Up to a fairly late point, Calaf minds his manners insofar as his pursuit of Turandot goes. True, the striking of the gong is not a blandishing serenade or poetic recitation. But it’s in the local Peking town ordinance for such cases, and he follows through by undertaking the perilous trial though well informed of the usual harsh consequences. Having solved the riddles, he gallantly grants his conquered foe a second chance—the equivalent of helping the fallen knight to his feet rather than plunging the sword into his breast. Thenceforward, however, Calaf’s chivalric compliance collapses in disgrace. All along, we have been meant to understand that Calaf is not merely drawn to the Princess, or seized by thoughts of regained power, but truly under a spell, stricken at first sight by the same ensorcellment that has ensnared the long train of previous decapitants.
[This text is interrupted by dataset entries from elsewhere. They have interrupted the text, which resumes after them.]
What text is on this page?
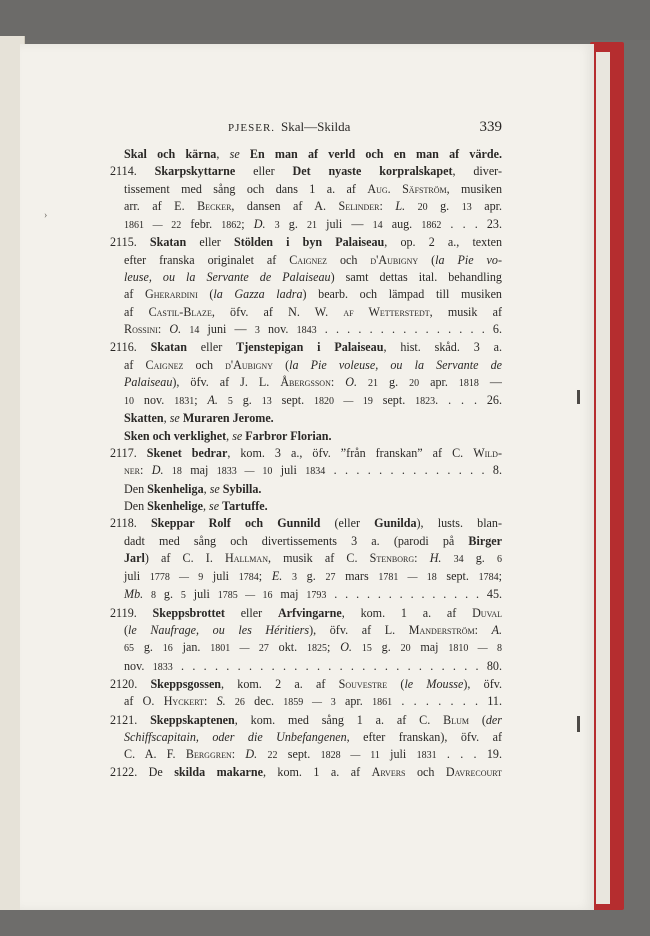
›
PJESER. Skal—Skilda	339
Skal och kärna, se En man af verld och en man af värde.
2114. Skarpskyttarne eller Det nyaste korpralskapet, diver-
tissement med sång och dans 1 a. af Aug. Säfström, musiken
arr. af E. Becker, dansen af A. Selinder: L. 20 g. 13 apr.
1861 — 22 febr. 1862; D. 3 g. 21 juli — 14 aug. 1862 . . . 23.
2115. Skatan eller Stölden i byn Palaiseau, op. 2 a., texten
efter franska originalet af Caignez och d'Aubigny (la Pie vo-
leuse, ou la Servante de Palaiseau) samt dettas ital. behandling
af Gherardini (la Gazza ladra) bearb. och lämpad till musiken
af Castil-Blaze, öfv. af N. W. af Wetterstedt, musik af
Rossini: O. 14 juni — 3 nov. 1843 . . . . . . . . . . . . . . . 6.
2116. Skatan eller Tjenstepigan i Palaiseau, hist. skåd. 3 a.
af Caignez och d'Aubigny (la Pie voleuse, ou la Servante de
Palaiseau), öfv. af J. L. Åbergsson: O. 21 g. 20 apr. 1818 —
10 nov. 1831; A. 5 g. 13 sept. 1820 — 19 sept. 1823. . . . 26.
Skatten, se Muraren Jerome.
Sken och verklighet, se Farbror Florian.
2117. Skenet bedrar, kom. 3 a., öfv. ”från franskan” af C. Wild-
ner: D. 18 maj 1833 — 10 juli 1834 . . . . . . . . . . . . . . 8.
Den Skenheliga, se Sybilla.
Den Skenhelige, se Tartuffe.
2118. Skeppar Rolf och Gunnild (eller Gunilda), lusts. blan-
dadt med sång och divertissements 3 a. (parodi på Birger
Jarl) af C. I. Hallman, musik af C. Stenborg: H. 34 g. 6
juli 1778 — 9 juli 1784; E. 3 g. 27 mars 1781 — 18 sept. 1784;
Mb. 8 g. 5 juli 1785 — 16 maj 1793 . . . . . . . . . . . . . . 45.
2119. Skeppsbrottet eller Arfvingarne, kom. 1 a. af Duval
(le Naufrage, ou les Héritiers), öfv. af L. Manderström: A.
65 g. 16 jan. 1801 — 27 okt. 1825; O. 15 g. 20 maj 1810 — 8
nov. 1833 . . . . . . . . . . . . . . . . . . . . . . . . . . . 80.
2120. Skeppsgossen, kom. 2 a. af Souvestre (le Mousse), öfv.
af O. Hyckert: S. 26 dec. 1859 — 3 apr. 1861 . . . . . . . 11.
2121. Skeppskaptenen, kom. med sång 1 a. af C. Blum (der
Schiffscapitain, oder die Unbefangenen, efter franskan), öfv. af
C. A. F. Berggren: D. 22 sept. 1828 — 11 juli 1831 . . . 19.
2122. De skilda makarne, kom. 1 a. af Arvers och Davrecourt
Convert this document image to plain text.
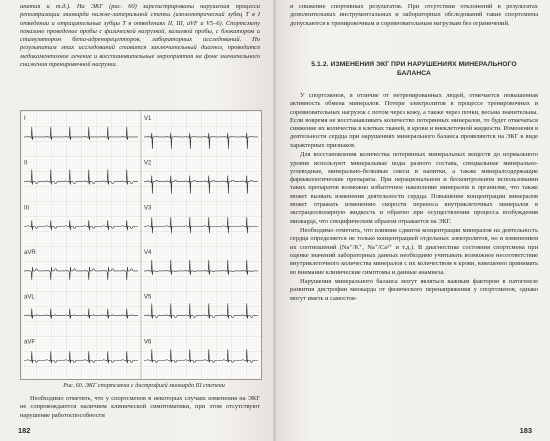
анатия и т.д.). На ЭКГ (рис. 60) зарегистрированы нарушения процесса реполяризации миокарда нижне-латеральной стенки (изоэлектрический зубец Т в I отведении и отрицательные зубцы Т в отведениях II, III, aVF и V5–6). Спортсмену показано проведение пробы с физической нагрузкой, калиевой пробы, с блокатором и стимулятором бета-адренорецепторов, лабораторных исследований. По результатам этих исследований ставится заключительный диагноз, проводится медикаментозное лечение и восстановительные мероприятия на фоне значительного снижения тренировочной нагрузки.

I	V1
II	V2
III	V3
aVR	V4
aVL	V5
aVF	V6
Рис. 60. ЭКГ спортсмена с дистрофией миокарда III степени

Необходимо отметить, что у спортсменов в некоторых случаях изменения на ЭКГ не сопровождаются наличием клинической симптоматики, при этом отсутствуют нарушение работоспособности

182

и снижение спортивных результатов. При отсутствии отклонений в результатах дополнительных инструментальных и лабораторных обследований такие спортсмены допускаются к тренировочным и соревновательным нагрузкам без ограничений.

5.1.2. ИЗМЕНЕНИЯ ЭКГ ПРИ НАРУШЕНИЯХ МИНЕРАЛЬНОГО БАЛАНСА

У спортсменов, в отличие от нетренированных людей, отмечается повышенная активность обмена минералов. Потери электролитов в процессе тренировочных и соревновательных нагрузок с потом через кожу, а также через почки, весьма значительны. Если вовремя не восстанавливать количество потерянных минералов, то будет отмечаться снижение их количества в клетках тканей, в крови и внеклеточной жидкости. Изменения в деятельности сердца при нарушениях минерального баланса проявляются на ЭКГ в виде характерных признаков.

Для восстановления количества потерянных минеральных веществ до нормального уровня используют минеральные воды разного состава, специальные минерально-углеводные, минерально-белковые смеси и напитки, а также минералсодержащие фармакологические препараты. При нерациональном и бесконтрольном использовании таких препаратов возможно избыточное накопление минералов в организме, что также может вызвать изменения деятельности сердца. Повышение концентрации минералов может отражать изменению скорости переноса внутриклеточных минералов в экстрацеллюлярную жидкость и обратно при осуществлении процесса возбуждения миокарда, что специфическим образом отражается на ЭКГ.

Необходимо отметить, что влияние сдвигов концентрации минералов на деятельность сердца определяется не только концентрацией отдельных электролитов, но и изменением их соотношений (Na⁺/K⁺, Na⁺/Ca²⁺ и т.д.). В диагностике состояния спортсмена при оценке значений лабораторных данных необходимо учитывать возможное несоответствие внутриклеточного количества минералов с их количеством в крови, взвешенно принимать во внимание клинические симптомы и данные анамнеза.

Нарушения минерального баланса могут являться важным фактором в патогенезе развития дистрофии миокарда от физического перенапряжения у спортсменов, однако могут иметь и самостоя-

183
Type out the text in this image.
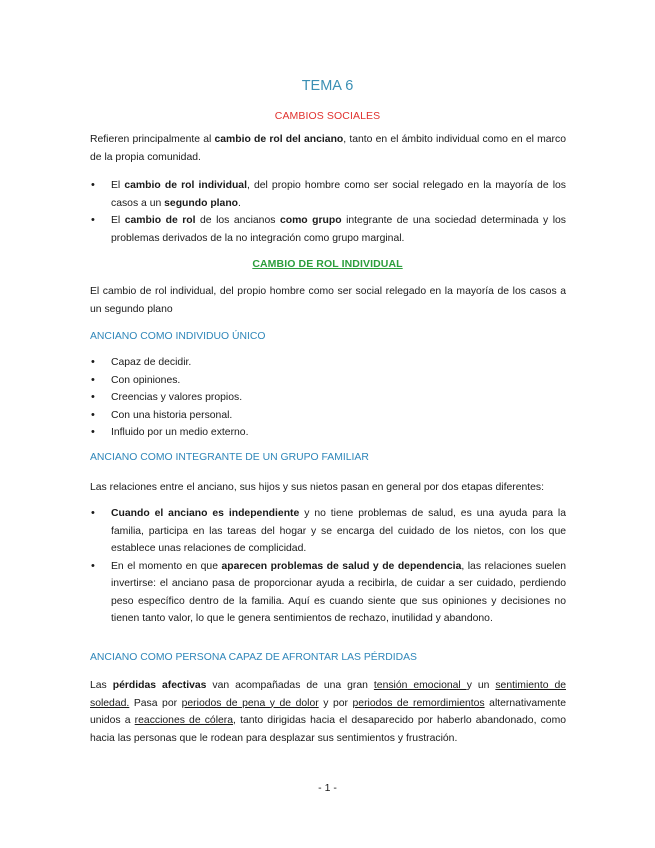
TEMA 6
CAMBIOS SOCIALES

Refieren principalmente al cambio de rol del anciano, tanto en el ámbito individual como en el marco de la propia comunidad.

• El cambio de rol individual, del propio hombre como ser social relegado en la mayoría de los casos a un segundo plano.
• El cambio de rol de los ancianos como grupo integrante de una sociedad determinada y los problemas derivados de la no integración como grupo marginal.
CAMBIO DE ROL INDIVIDUAL

El cambio de rol individual, del propio hombre como ser social relegado en la mayoría de los casos a un segundo plano

ANCIANO COMO INDIVIDUO ÚNICO
• Capaz de decidir.
• Con opiniones.
• Creencias y valores propios.
• Con una historia personal.
• Influido por un medio externo.
ANCIANO COMO INTEGRANTE DE UN GRUPO FAMILIAR

Las relaciones entre el anciano, sus hijos y sus nietos pasan en general por dos etapas diferentes:

• Cuando el anciano es independiente y no tiene problemas de salud, es una ayuda para la familia, participa en las tareas del hogar y se encarga del cuidado de los nietos, con los que establece unas relaciones de complicidad.
• En el momento en que aparecen problemas de salud y de dependencia, las relaciones suelen invertirse: el anciano pasa de proporcionar ayuda a recibirla, de cuidar a ser cuidado, perdiendo peso específico dentro de la familia. Aquí es cuando siente que sus opiniones y decisiones no tienen tanto valor, lo que le genera sentimientos de rechazo, inutilidad y abandono.
ANCIANO COMO PERSONA CAPAZ DE AFRONTAR LAS PÉRDIDAS

Las pérdidas afectivas van acompañadas de una gran tensión emocional y un sentimiento de soledad. Pasa por periodos de pena y de dolor y por periodos de remordimientos alternativamente unidos a reacciones de cólera, tanto dirigidas hacia el desaparecido por haberlo abandonado, como hacia las personas que le rodean para desplazar sus sentimientos y frustración.

- 1 -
That is part of the fairy-tale, “legendary” ingredient of the old yarn, symbolic of women’s irresistible sexual power over men, and meant to absolve the abject male of moral responsibility and to persuade us that the end justifies the means. We’ve arrived at the queasiness.
I’m sure many of my readers took note when Will Crutchfield, in his guest column of two weeks since, called Turandot “repulsive.” That very afternoon, a good friend asked, “What’s Will Crutchfield so upset about with Turandot? Must be something about the story?” Replying that I assumed it was, and that I shared some of the same feeling, I said something about Liù’s suicide and Calaf’s callousness to that and to the plight of his own father. My friend said that he’d first known about this tale (as had I—we are of an age) from The Arabian Nights, with the wonderful illustrations by Maxfield Parrish, and that he’d always taken it as simply a fairy tale, not meant to be understood literally. True enough, and when we meet such stories at age eight or so, we certainly aren’t bothering our half-formed heads with moral considerations. There’s a catch, though—two catches, actually. When we take a fairy tale and set it on the stage (except, possibly, in a childrens’ theatre version), we’re no longer dealing with an envisioned fable. We’re presented with flesh-and-blood individuals who are singing and acting the tale, in this instance to music by Puccini, whose greatest virtue as a composer was his genius for drawing us into intimate emotional contact with his characters. The characters may not always have great psychological depth (these don’t), but they do have strong feelings, powerfully expressed, and we become vicariously invested in them. Second catch: Among these characters, the one in Turandot with the strongest emotional pull is Liù.
Without Liù, there wouldn’t be a Puccini Turandot. She isn’t in the old tale, or in Gozzi or in Schiller. But Puccini, perceiving that the fable needed fattening-up to morph into a grand opera, and not about to set a foreshortened plot (i.e., Calaf solves the riddles, the night passes without Turandot coming up with a name, and she emerges at dawn to say “You win”), was also not up for leaving us with a blood-and-ice princess who has to be bludgeoned into being in love as his view of femininity. There has been much commentary on Puccini’s need to somehow insert his favorite sort of girl (for whom, we must note, he always wrote wonderful music) into any scenario he selected. The trope is somewhat overdone (Tosca isn’t like that, or Giorgietta, or Puccini’s real-life lovers), but it is true that he insisted on sticking into his last opera this slave girl, sacrificially loyal because Calaf had once smiled upon her, because he felt another major character was necessary, and his predilections dictated that a Liù-like person would fill that bill. This invention is not without dramatic validity. Liù functions as the plot’s Other Woman, but in an inverted posture. Instead of posing the threat of power deployed, she exudes the lure of powerless devotion; instead of a heart closed to love, the heart that bleeds for it; instead of assured triumph of one kind or another, the certainty of loss and despair. It’s a gripping binary, whose dramatic strength is augmented (or would be, if ever made clear in performance) by the status of Timur and Calaf himself as interlopers from the very tribe that (long before, but held in vivid atavistic memory) had ravaged the kingdom—”‘Twas when the king of Tartary unfurled his seven banners,” murmurs the chorus in the midst of “In questa reggia“— and that, by the hand of “a man like you, like you, foreigner”) silenced the Princess Lo-u-Ling. It’s possible, and an interesting backstory speculation, that Liù herself is not Tartar, but a Chinese captive, as her name seems to suggest, in which case her devotion to her lord and master, while back among her own people, is all the more remarkable.